Mais Bruno Le Maire s’inscrit dans un processus qui le dépasse largement : la diversion médiatique. Dans son ouvrage Une histoire populaire de la France, l’historien Gérard Noiriel nous apprend que le processus de « fait diversion » de l’actualité n’est pas nouveau. Il remonte à la fin du XIXe siècle en France. Le sociologue Pierre Bourdieu l’a lui aussi documenté. Les journaux font ça pour vendre. Bruno le Maire lui, fait ça pour des raisons encore plus nobles : transférer la colère sociale vers un bouc émissaire : les musulmans.

Mais cher Bruno, cette stratégie là, c’est celle de l’extrême droite. Vous nous direz, ce n’est pas surprenant : c’est la stratégie d’Emmanuel Macron depuis 2017, reprendre les thèmes de l’extrême droite. Réhabilitation de Pétain et Maurras, interview à Valeurs Actuelles, Marine Le Pen qualifiée de « trop molle » par Gérald Darmanin, l’appel à Éric Zemmour parce qu’il s’était fait agresser dans la rue, le laisser-faire face à la zemmourisation médiatique, chasse à l’« islamo-gauchisme »… Pendant ses 5 premières années à la tête du pays, Emmanuel Macron et ses ministres ont préféré s’attaquer à un « islamo-gauchisme » imaginaire (selon le CNRS et la Conférence des Présidents d’Universités), qu’à l’explosion des violences d’extrême droite dans le pays.

Gérald Darmanin ce matin a confirmé la stratégie de sortie de crise du gouvernement : le ministre de l’Intérieur a plaidé pour une reprise de l’examen parlementaire de son projet de loi sur l’immigration.
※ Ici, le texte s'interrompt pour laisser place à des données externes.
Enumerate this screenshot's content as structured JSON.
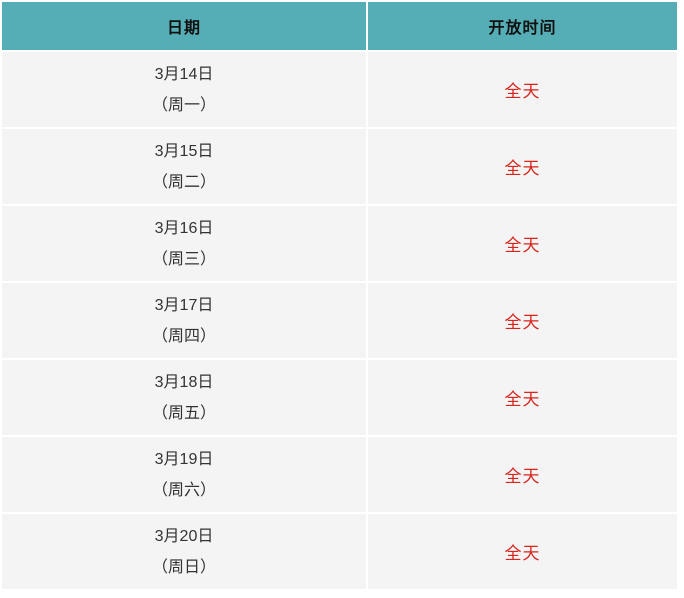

Comment clore le chapitre des retraites ? En ouvrant celui de l’immigration. Une stratégie de diversion immonde mais pas nouvelle donc. Interrogé ce matin sur le projet de loi immigration, Gérald Darmanin répond : « c’est quoi ce texte ? C’est lutter très fortement contre la délinquance étrangère, permettre l’expulsion des délinquants étrangers, c’est beaucoup plus de fermeté contre ceux qui tirent au flanc ».

Ce discours sur les « assistés d’en bas », les « tire au flanc » et la « délinquance étrangère », c’est celui du Rassemblement national. Pointer du doigt la fraude sociale (700 millions d’euros) plutôt que la fraude fiscale (80 à 100 milliards d’euros). Pointer du doigt les musulmans plutôt que le grand capital, les assistés d’en haut : les 5 milliardaires qui possèdent autant que 27 millions d’entre nous, les 63 milliardaires qui polluent plus que la moitié des Français, les invisibles d’en haut, les responsables de la catastrophe qu’on ne vous montre jamais.

Cette stratégie de diversion identitaire est grossière. Elle doit échouer. Elle doit être combattue sans relâche. Pour que jamais le mouvement social ne se fracture. Jean-Luc Mélenchon ne dit pas autre chose : « chers compatriotes musulmans ou originaires comme moi du Maghreb, préparez-vous. Pour faire diversion le gouvernement annonce par la voix de Bruno Le Maire une nouvelle campagne pour vous montrer du doigt. Sang froid ».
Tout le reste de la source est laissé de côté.